Try to rethink how money is created and how money gets its value and how and by whom that wealth is distributed. Regulation as in "make rules" does not enforce rules, which is the definition of (political) power.
> The other important requirement is to increase the staffing of the regulatory agencies so that their individual workload doesn't become a bottleneck in the entire process. There is a scientific method to assess the staffing requirements of public service institutions. According to that, a significant number of government departments all over the world are understaffed.
Why are you claiming "There is a scientific method" and do not provide it? Governments do (risk) management by 1 rules, 2 checks and 3 punishment and we already know from software that complexity in system is only bounded by system working with eventual necessary (ideally partial) resets.
Ideally governments would be structured like that, but that goes against governments interest of extending power/control.

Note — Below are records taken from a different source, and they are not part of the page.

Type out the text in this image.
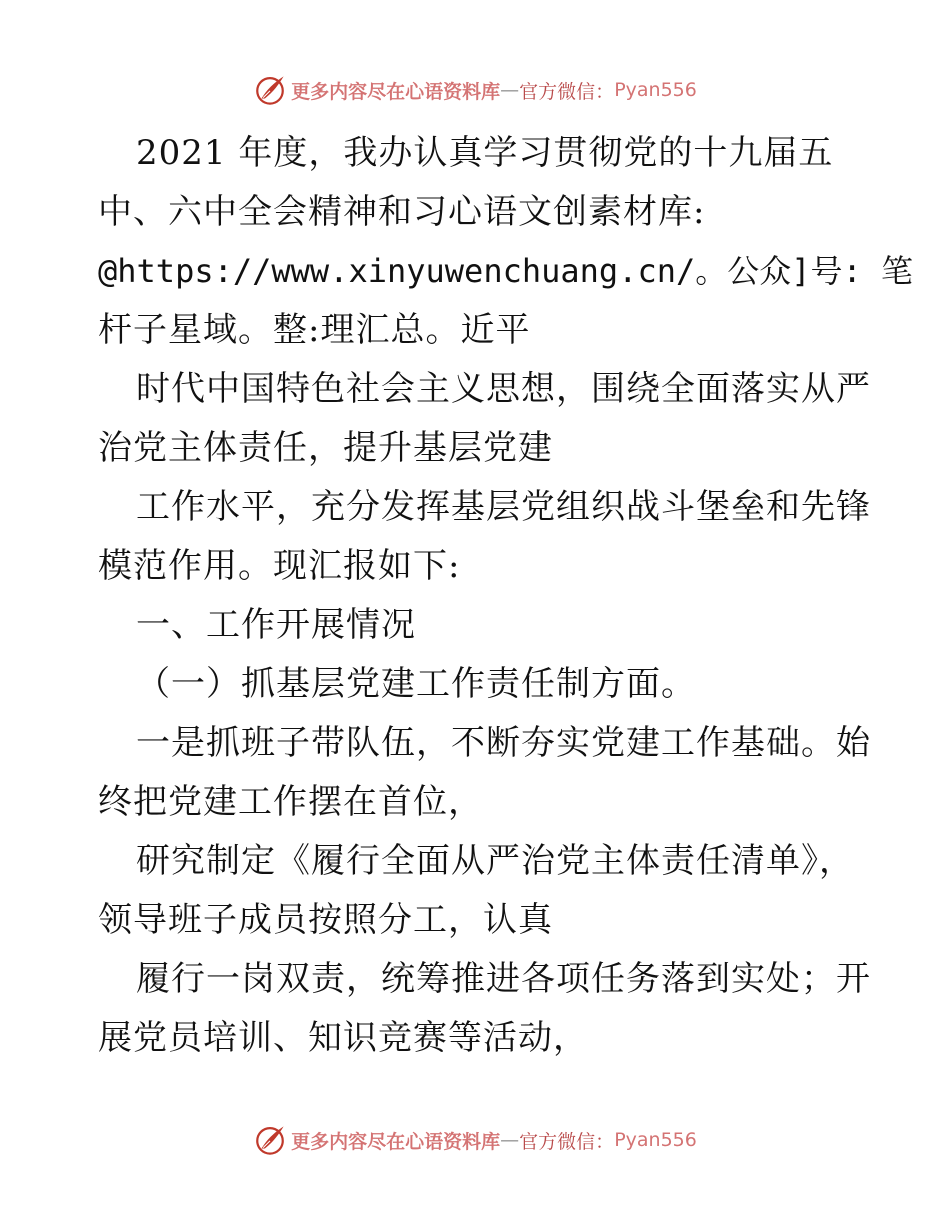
更多内容尽在心语资料库 — 官方微信： Pyan556
2021 年度，我办认真学习贯彻党的十九届五
中、六中全会精神和习心语文创素材库:
@https://www.xinyuwenchuang.cn/。公众]号: 笔
杆子星域。整:理汇总。近平
时代中国特色社会主义思想，围绕全面落实从严
治党主体责任，提升基层党建
工作水平，充分发挥基层党组织战斗堡垒和先锋
模范作用。现汇报如下:
一、工作开展情况
（一）抓基层党建工作责任制方面。
一是抓班子带队伍，不断夯实党建工作基础。始
终把党建工作摆在首位，
研究制定《履行全面从严治党主体责任清单》，
领导班子成员按照分工，认真
履行一岗双责，统筹推进各项任务落到实处；开
展党员培训、知识竞赛等活动，
更多内容尽在心语资料库 — 官方微信： Pyan556
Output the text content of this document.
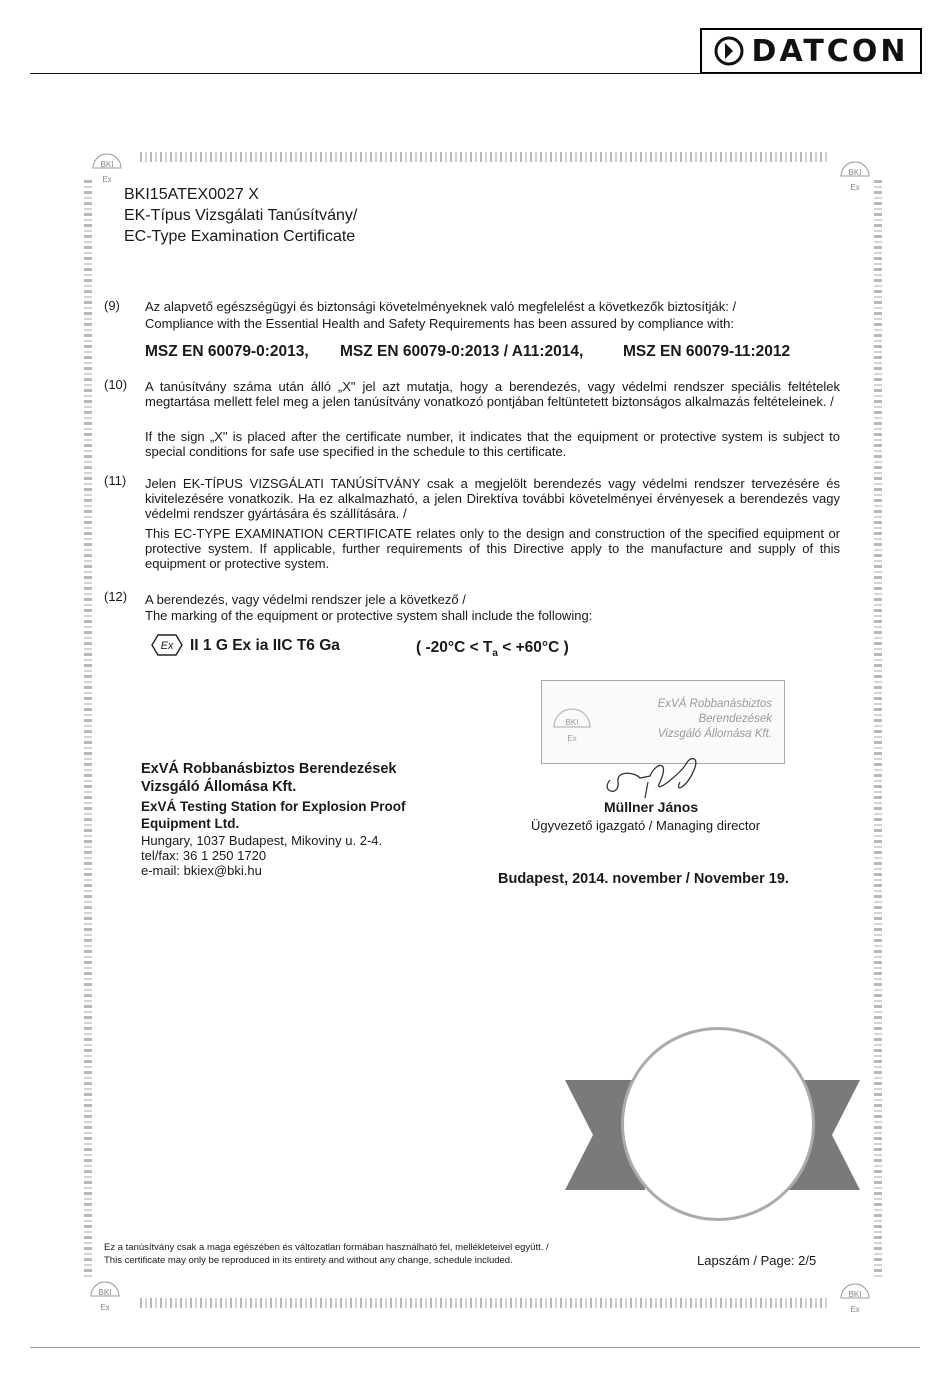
DATCON
BKI
Ex
BKI
Ex
BKI
Ex
BKI
Ex
BKI15ATEX0027 X
EK-Típus Vizsgálati Tanúsítvány/
EC-Type Examination Certificate
(9) Az alapvető egészségügyi és biztonsági követelményeknek való megfelelést a következők biztosítják: /
Compliance with the Essential Health and Safety Requirements has been assured by compliance with:
MSZ EN 60079-0:2013, MSZ EN 60079-0:2013 / A11:2014,	MSZ EN 60079-11:2012
(10) A tanúsítvány száma után álló „X" jel azt mutatja, hogy a berendezés, vagy védelmi rendszer speciális feltételek megtartása mellett felel meg a jelen tanúsítvány vonatkozó pontjában feltüntetett biztonságos alkalmazás feltételeinek. /
If the sign „X" is placed after the certificate number, it indicates that the equipment or protective system is subject to special conditions for safe use specified in the schedule to this certificate.
(11) Jelen EK-TÍPUS VIZSGÁLATI TANÚSÍTVÁNY csak a megjelölt berendezés vagy védelmi rendszer tervezésére és kivitelezésére vonatkozik. Ha ez alkalmazható, a jelen Direktíva további követelményei érvényesek a berendezés vagy védelmi rendszer gyártására és szállítására. /
This EC-TYPE EXAMINATION CERTIFICATE relates only to the design and construction of the specified equipment or protective system. If applicable, further requirements of this Directive apply to the manufacture and supply of this equipment or protective system.
(12) A berendezés, vagy védelmi rendszer jele a következő /
The marking of the equipment or protective system shall include the following:
Ex II 1 G Ex ia IIC T6 Ga	( $-20^\circ C < T_a < +60^\circ C$ )
BKI
Ex
ExVÁ Robbanásbiztos
Berendezések
Vizsgáló Állomása Kft.
ExVÁ Robbanásbiztos Berendezések
Vizsgáló Állomása Kft.
ExVÁ Testing Station for Explosion Proof
Equipment Ltd.
Hungary, 1037 Budapest, Mikoviny u. 2-4.
tel/fax: 36 1 250 1720
e-mail: bkiex@bki.hu
Müllner János
Ügyvezető igazgató / Managing director
Budapest, 2014. november / November 19.
Ez a tanúsítvány csak a maga egészében és változatlan formában használható fel, mellékleteivel együtt. /
This certificate may only be reproduced in its entirety and without any change, schedule included.	Lapszám / Page: 2/5
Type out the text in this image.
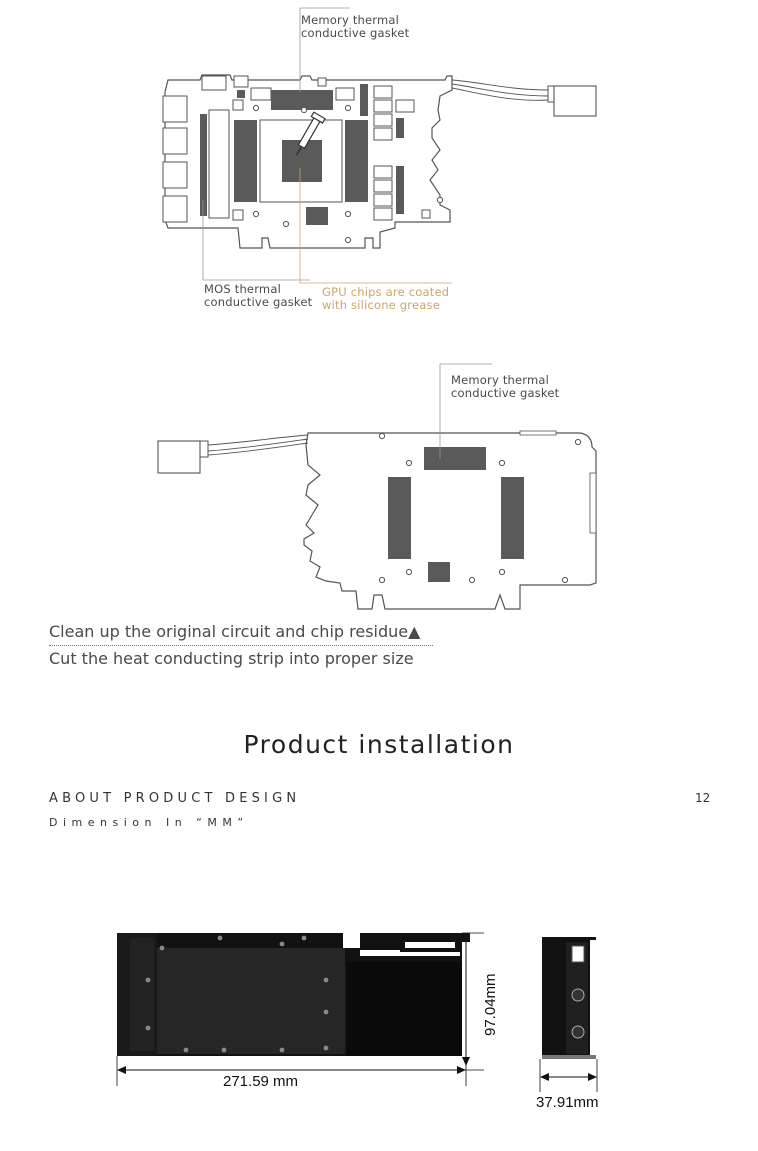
Memory thermal
conductive gasket
MOS thermal
conductive gasket
GPU chips are coated
with silicone grease
Memory thermal
conductive gasket
Clean up the original circuit and chip residue▲
Cut the heat conducting strip into proper size
Product installation
ABOUT PRODUCT DESIGN	12
Dimension In “MM”
97.04mm
271.59 mm
37.91mm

Also, "system working" is decided by the current ruling class/group. Besides markets and physical constrains.
Money is created and distributed via 1 banking system and 2 government.
Are 1 rules, 2 checks and 3 punishment enforced against the banking system and government or only to stabilize and extend those systems?
I'd argue the introduction of (arbitrary) rules are often just the excuses to amass power, but enforcement of checks and punishments decides who holds (political) power.
Money is printed out of thin air by the FED and then loaned out to the government for them to spend, so it enters the economy. Something along those lines.
Now let's look at the specific problems here with a much narrower scope than 'regulations'. The first problem is the type of regulations. Some regulations are too arcane and don't reflect the current state of technology. Others affect the unprivileged people disproportionately. The solution for that is to amend these regulations fast enough - not deregulation. It's also important to assess the negative impacts of loosening these regulations - something I don't see discussed in this article.
The other important requirement is to increase the staffing of the regulatory agencies so that their individual workload doesn't become a bottleneck in the entire process. There is a scientific method to assess the staffing requirements of public service institutions. According to that, a significant number of government departments all over the world are understaffed. Regulatory agencies and police departments top that list. Increased workload on their officials lead to poor experience for the citizens availing their services (this is very evident in policing). Yet those same experiences are misconstrued and misrepresented to call for deregulation and defunding of these institutions - the opposite of what's actually needed. (PDs need more staff and more training in empathy. Not defunding, nor militarization.) This is exactly what I see in this article. An attempt to target regulations as a whole using a sob anecdote.